The vote came just a day after the end of a public consultation which garnered almost 100 comments from a range of feed and poultry producers, representative bodies and private individuals.
The vast majority called for continued use of formaldehyde, with many citing the relatively poor performance of organic acids as a primary concern.
Feedback from US
In feedback dated December 19, the American Feed Industry Association (AFIA) pointed to the findings of a 2014 risk assessment from the European Food Safety Authority (EFSA).
This suggested that feed authorisation could safely be granted so long as adequate control measures are implemented to limit the risks for workers.
“The approval of formaldehyde in the US takes these measures into account and we believe could be a model for authorization in the European Union,” the association noted.

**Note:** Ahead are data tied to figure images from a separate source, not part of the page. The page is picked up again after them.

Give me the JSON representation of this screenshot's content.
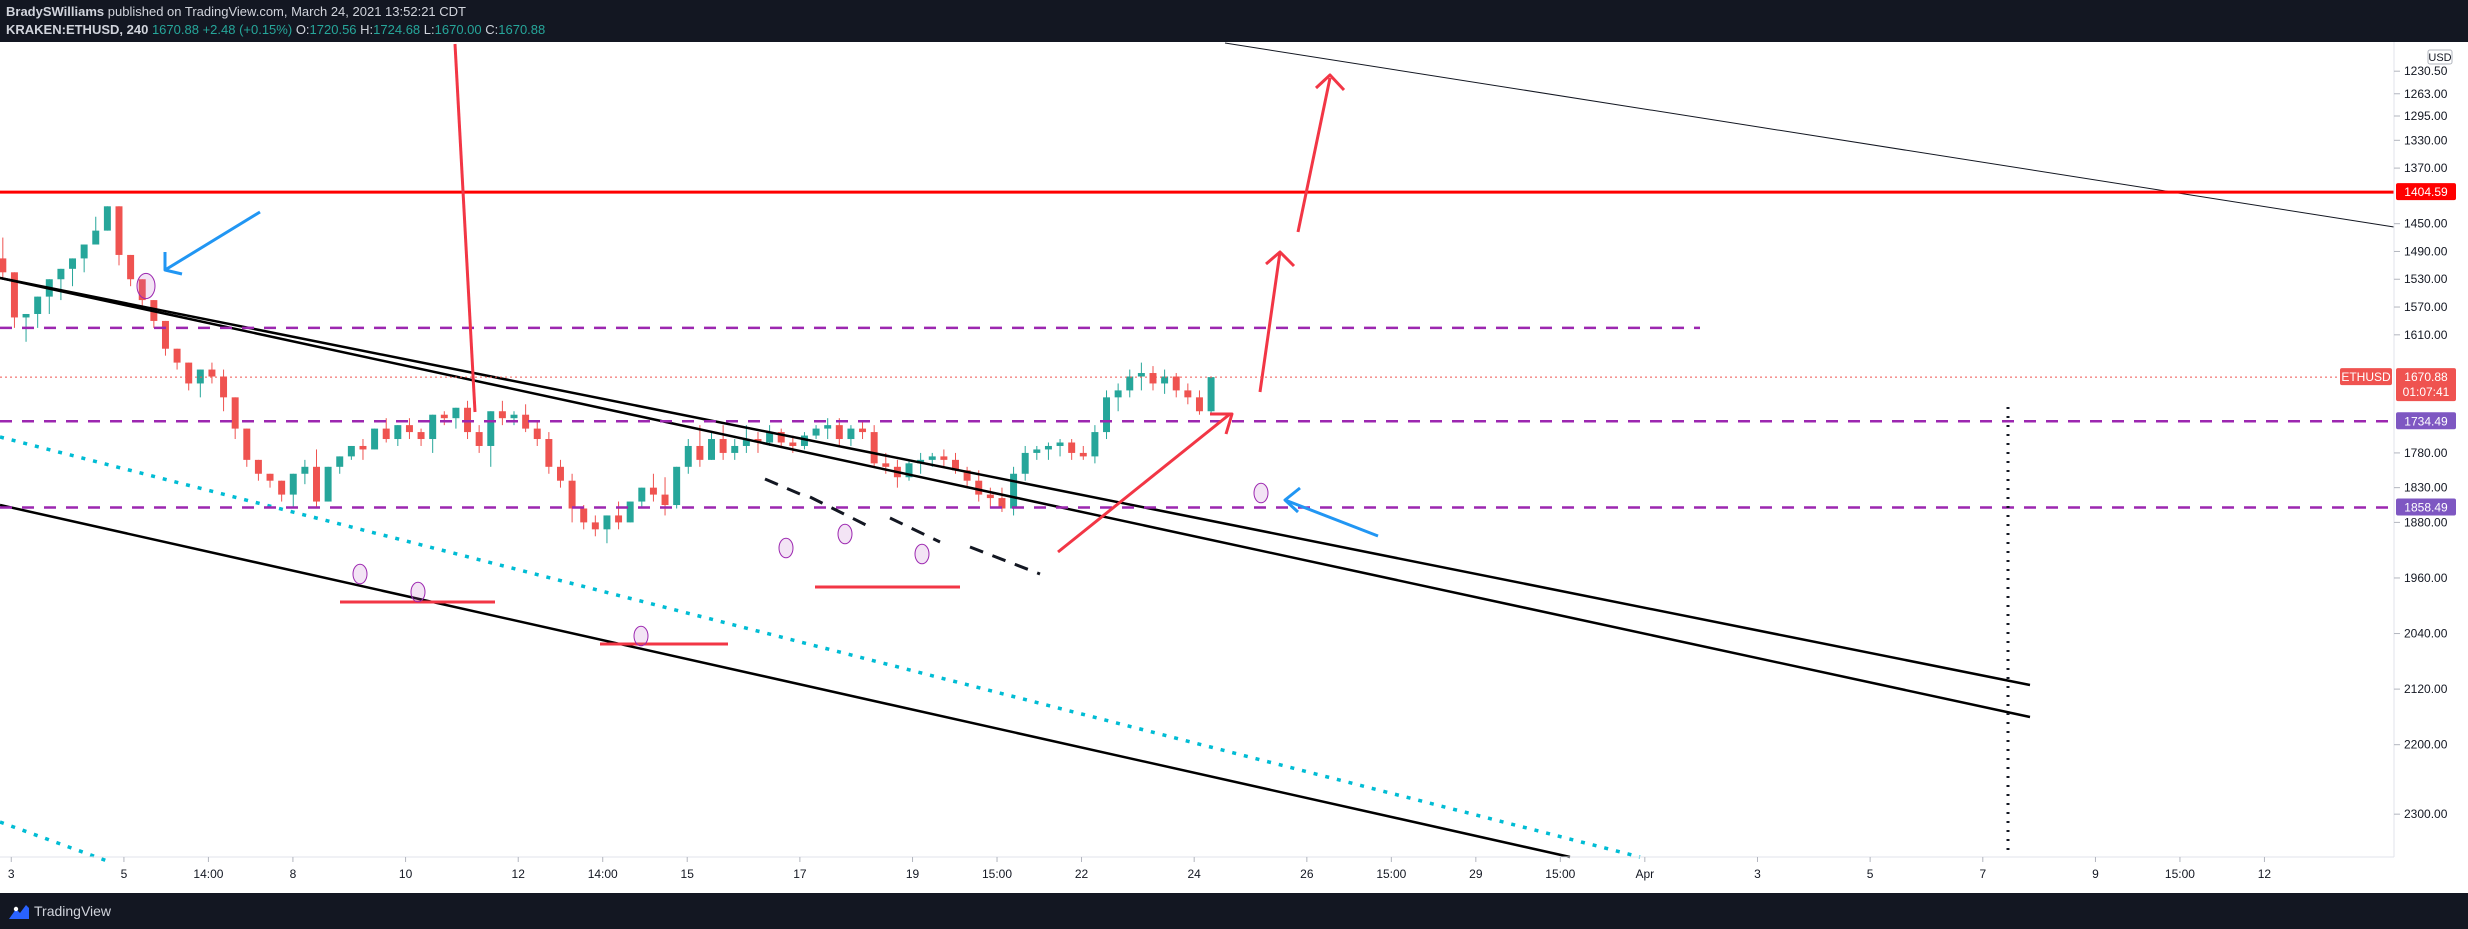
{
  "header": {
    "author": "BradySWilliams",
    "published_text": "published on TradingView.com, March 24, 2021 13:52:21 CDT",
    "symbol": "KRAKEN:ETHUSD, 240",
    "last": "1670.88",
    "change": "+2.48 (+0.15%)",
    "o_label": "O:",
    "o": "1720.56",
    "h_label": "H:",
    "h": "1724.68",
    "l_label": "L:",
    "l": "1670.00",
    "c_label": "C:",
    "c": "1670.88"
  },
  "footer": {
    "brand": "TradingView"
  },
  "colors": {
    "background": "#ffffff",
    "up": "#26a69a",
    "down": "#ef5350",
    "resistance": "#ff0000",
    "dashed_levels": "#9c27b0",
    "channel": "#000000",
    "dotted_trend": "#00bcd4",
    "arrows_blue": "#2196f3",
    "arrows_red": "#f23645"
  },
  "chart_data": {
    "type": "candlestick",
    "symbol": "ETHUSD",
    "y_axis": {
      "unit": "USD",
      "inverted": true,
      "range": [
        1200,
        2330
      ],
      "ticks": [
        1230.5,
        1263,
        1295,
        1330,
        1370,
        1450,
        1490,
        1530,
        1570,
        1610,
        1780,
        1830,
        1880,
        1960,
        2040,
        2120,
        2200,
        2300
      ],
      "tick_labels": [
        "1230.50",
        "1263.00",
        "1295.00",
        "1330.00",
        "1370.00",
        "1450.00",
        "1490.00",
        "1530.00",
        "1570.00",
        "1610.00",
        "1780.00",
        "1830.00",
        "1880.00",
        "1960.00",
        "2040.00",
        "2120.00",
        "2200.00",
        "2300.00"
      ]
    },
    "x_axis": {
      "range_days": [
        2.8,
        45.3
      ],
      "ticks": [
        {
          "t": 3,
          "label": "3"
        },
        {
          "t": 5,
          "label": "5"
        },
        {
          "t": 6.5,
          "label": "14:00"
        },
        {
          "t": 8,
          "label": "8"
        },
        {
          "t": 10,
          "label": "10"
        },
        {
          "t": 12,
          "label": "12"
        },
        {
          "t": 13.5,
          "label": "14:00"
        },
        {
          "t": 15,
          "label": "15"
        },
        {
          "t": 17,
          "label": "17"
        },
        {
          "t": 19,
          "label": "19"
        },
        {
          "t": 20.5,
          "label": "15:00"
        },
        {
          "t": 22,
          "label": "22"
        },
        {
          "t": 24,
          "label": "24"
        },
        {
          "t": 26,
          "label": "26"
        },
        {
          "t": 27.5,
          "label": "15:00"
        },
        {
          "t": 29,
          "label": "29"
        },
        {
          "t": 30.5,
          "label": "15:00"
        },
        {
          "t": 32,
          "label": "Apr"
        },
        {
          "t": 34,
          "label": "3"
        },
        {
          "t": 36,
          "label": "5"
        },
        {
          "t": 38,
          "label": "7"
        },
        {
          "t": 40,
          "label": "9"
        },
        {
          "t": 41.5,
          "label": "15:00"
        },
        {
          "t": 43,
          "label": "12"
        }
      ]
    },
    "price_labels": [
      {
        "value": 1404.59,
        "text": "1404.59",
        "color": "#ff0000"
      },
      {
        "value": 1734.49,
        "text": "1734.49",
        "color": "#7e57c2"
      },
      {
        "value": 1858.49,
        "text": "1858.49",
        "color": "#7e57c2"
      }
    ],
    "current": {
      "symbol": "ETHUSD",
      "value": 1670.88,
      "text": "1670.88",
      "countdown": "01:07:41"
    },
    "candles_ohlc": [
      [
        1500,
        1530,
        1470,
        1520
      ],
      [
        1520,
        1545,
        1600,
        1585
      ],
      [
        1585,
        1595,
        1620,
        1580
      ],
      [
        1580,
        1600,
        1590,
        1555
      ],
      [
        1555,
        1570,
        1580,
        1530
      ],
      [
        1530,
        1545,
        1560,
        1515
      ],
      [
        1515,
        1528,
        1540,
        1500
      ],
      [
        1500,
        1512,
        1520,
        1480
      ],
      [
        1480,
        1470,
        1440,
        1460
      ],
      [
        1460,
        1445,
        1430,
        1425
      ],
      [
        1425,
        1435,
        1510,
        1495
      ],
      [
        1495,
        1505,
        1540,
        1530
      ],
      [
        1530,
        1545,
        1570,
        1560
      ],
      [
        1560,
        1570,
        1600,
        1590
      ],
      [
        1590,
        1598,
        1640,
        1630
      ],
      [
        1630,
        1640,
        1660,
        1650
      ],
      [
        1650,
        1655,
        1690,
        1680
      ],
      [
        1680,
        1690,
        1700,
        1660
      ],
      [
        1660,
        1650,
        1680,
        1670
      ],
      [
        1670,
        1660,
        1720,
        1700
      ],
      [
        1700,
        1705,
        1760,
        1745
      ],
      [
        1745,
        1755,
        1800,
        1790
      ],
      [
        1790,
        1795,
        1820,
        1810
      ],
      [
        1810,
        1815,
        1830,
        1820
      ],
      [
        1820,
        1825,
        1850,
        1840
      ],
      [
        1840,
        1845,
        1860,
        1810
      ],
      [
        1810,
        1790,
        1825,
        1800
      ],
      [
        1800,
        1775,
        1860,
        1850
      ],
      [
        1850,
        1845,
        1830,
        1800
      ],
      [
        1800,
        1790,
        1810,
        1785
      ],
      [
        1785,
        1780,
        1790,
        1770
      ],
      [
        1770,
        1760,
        1790,
        1775
      ],
      [
        1775,
        1760,
        1770,
        1745
      ],
      [
        1745,
        1730,
        1765,
        1760
      ],
      [
        1760,
        1750,
        1770,
        1740
      ],
      [
        1740,
        1730,
        1760,
        1750
      ],
      [
        1750,
        1745,
        1770,
        1760
      ],
      [
        1760,
        1750,
        1780,
        1725
      ],
      [
        1725,
        1720,
        1740,
        1730
      ],
      [
        1730,
        1720,
        1745,
        1715
      ],
      [
        1715,
        1705,
        1760,
        1750
      ],
      [
        1750,
        1740,
        1780,
        1770
      ],
      [
        1770,
        1760,
        1800,
        1720
      ],
      [
        1720,
        1705,
        1740,
        1730
      ],
      [
        1730,
        1720,
        1740,
        1725
      ],
      [
        1725,
        1710,
        1750,
        1745
      ],
      [
        1745,
        1735,
        1770,
        1760
      ],
      [
        1760,
        1750,
        1810,
        1800
      ],
      [
        1800,
        1790,
        1830,
        1820
      ],
      [
        1820,
        1810,
        1880,
        1860
      ],
      [
        1860,
        1855,
        1890,
        1880
      ],
      [
        1880,
        1870,
        1900,
        1890
      ],
      [
        1890,
        1880,
        1910,
        1870
      ],
      [
        1870,
        1850,
        1890,
        1880
      ],
      [
        1880,
        1850,
        1870,
        1850
      ],
      [
        1850,
        1840,
        1860,
        1830
      ],
      [
        1830,
        1810,
        1850,
        1840
      ],
      [
        1840,
        1815,
        1870,
        1855
      ],
      [
        1855,
        1850,
        1860,
        1800
      ],
      [
        1800,
        1760,
        1810,
        1770
      ],
      [
        1770,
        1740,
        1800,
        1790
      ],
      [
        1790,
        1750,
        1760,
        1760
      ],
      [
        1760,
        1740,
        1790,
        1780
      ],
      [
        1780,
        1760,
        1790,
        1770
      ],
      [
        1770,
        1740,
        1780,
        1760
      ],
      [
        1760,
        1750,
        1780,
        1765
      ],
      [
        1765,
        1740,
        1770,
        1750
      ],
      [
        1750,
        1745,
        1770,
        1765
      ],
      [
        1765,
        1755,
        1780,
        1770
      ],
      [
        1770,
        1750,
        1775,
        1755
      ],
      [
        1755,
        1740,
        1760,
        1745
      ],
      [
        1745,
        1730,
        1760,
        1740
      ],
      [
        1740,
        1730,
        1770,
        1760
      ],
      [
        1760,
        1740,
        1770,
        1745
      ],
      [
        1745,
        1735,
        1760,
        1750
      ],
      [
        1750,
        1740,
        1800,
        1795
      ],
      [
        1795,
        1780,
        1810,
        1800
      ],
      [
        1800,
        1790,
        1830,
        1815
      ],
      [
        1815,
        1790,
        1820,
        1795
      ],
      [
        1795,
        1780,
        1810,
        1790
      ],
      [
        1790,
        1780,
        1800,
        1785
      ],
      [
        1785,
        1775,
        1800,
        1790
      ],
      [
        1790,
        1780,
        1810,
        1805
      ],
      [
        1805,
        1800,
        1830,
        1820
      ],
      [
        1820,
        1805,
        1850,
        1840
      ],
      [
        1840,
        1830,
        1860,
        1845
      ],
      [
        1845,
        1830,
        1865,
        1860
      ],
      [
        1860,
        1800,
        1870,
        1810
      ],
      [
        1810,
        1770,
        1820,
        1780
      ],
      [
        1780,
        1770,
        1790,
        1775
      ],
      [
        1775,
        1765,
        1790,
        1770
      ],
      [
        1770,
        1760,
        1785,
        1765
      ],
      [
        1765,
        1760,
        1790,
        1780
      ],
      [
        1780,
        1770,
        1790,
        1785
      ],
      [
        1785,
        1740,
        1795,
        1750
      ],
      [
        1750,
        1690,
        1760,
        1700
      ],
      [
        1700,
        1680,
        1720,
        1690
      ],
      [
        1690,
        1660,
        1700,
        1670
      ],
      [
        1670,
        1650,
        1690,
        1665
      ],
      [
        1665,
        1655,
        1690,
        1680
      ],
      [
        1680,
        1660,
        1695,
        1670
      ],
      [
        1670,
        1665,
        1700,
        1690
      ],
      [
        1690,
        1680,
        1710,
        1700
      ],
      [
        1700,
        1690,
        1725,
        1720
      ],
      [
        1720,
        1670,
        1725,
        1670.88
      ]
    ]
  }
}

US-based company, Anitox has long argued that formaldehyde should be permitted because of its ability to combat Salmonella. Responding to the vote, the firm noted that cases of Salmonella Enteritidis in the EU have increased in humans by 3% since 2014, adding that two in three of these cases are linked to consumption of eggs and poultrymeat.

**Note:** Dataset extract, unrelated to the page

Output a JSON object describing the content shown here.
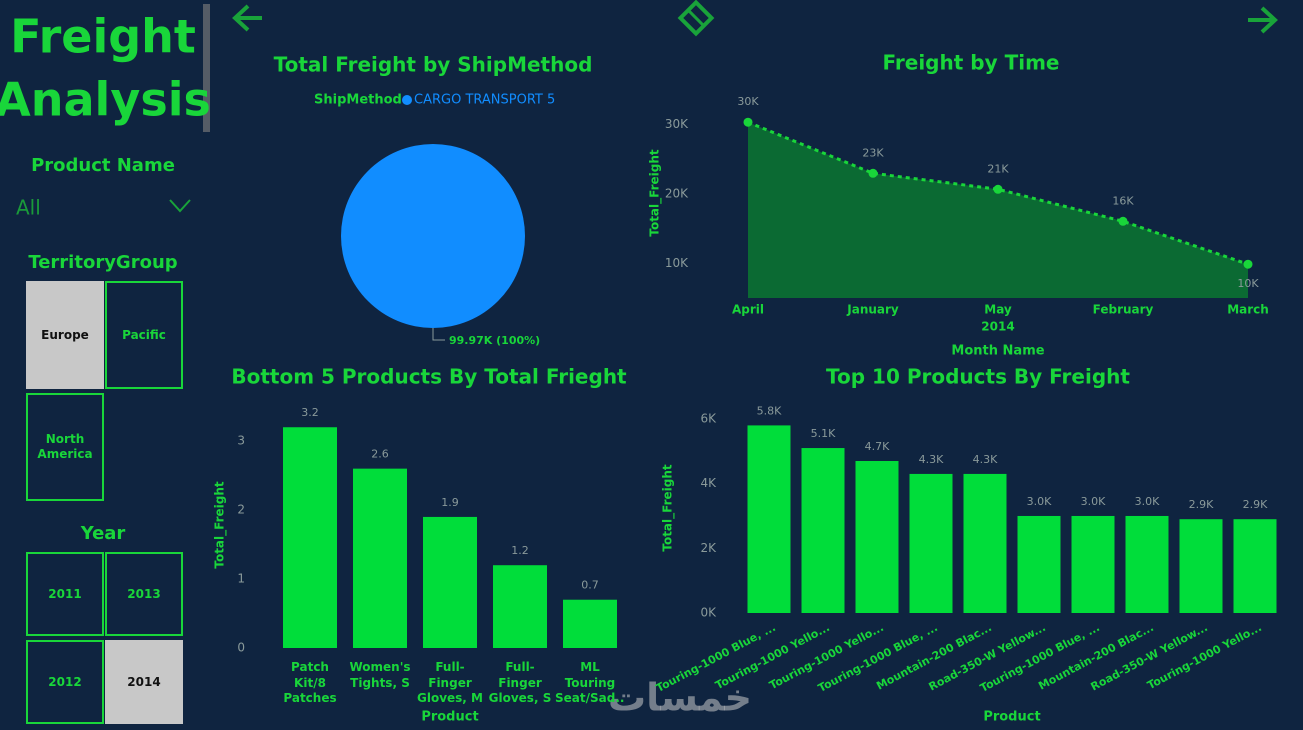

“Contrary to its proffered position as guardian of health and safety, the Commission stands accused of putting unsubstantiated concerns about worker safety above the evidenced increased risk to consumers,” the company said in a release.
While opposed to the formaldehyde ban, Anitox said it is now up to the industry to find other ways of delivering Salmonella-free feed and food – highlighting its own Finio technology as a potential alternative.
The company said many of Europe’s highest profile feed producers have already made the switch, having rejected organic acids as offering “little control and no residual protection, rendering feed vulnerable to recontamination between mill and feeder”.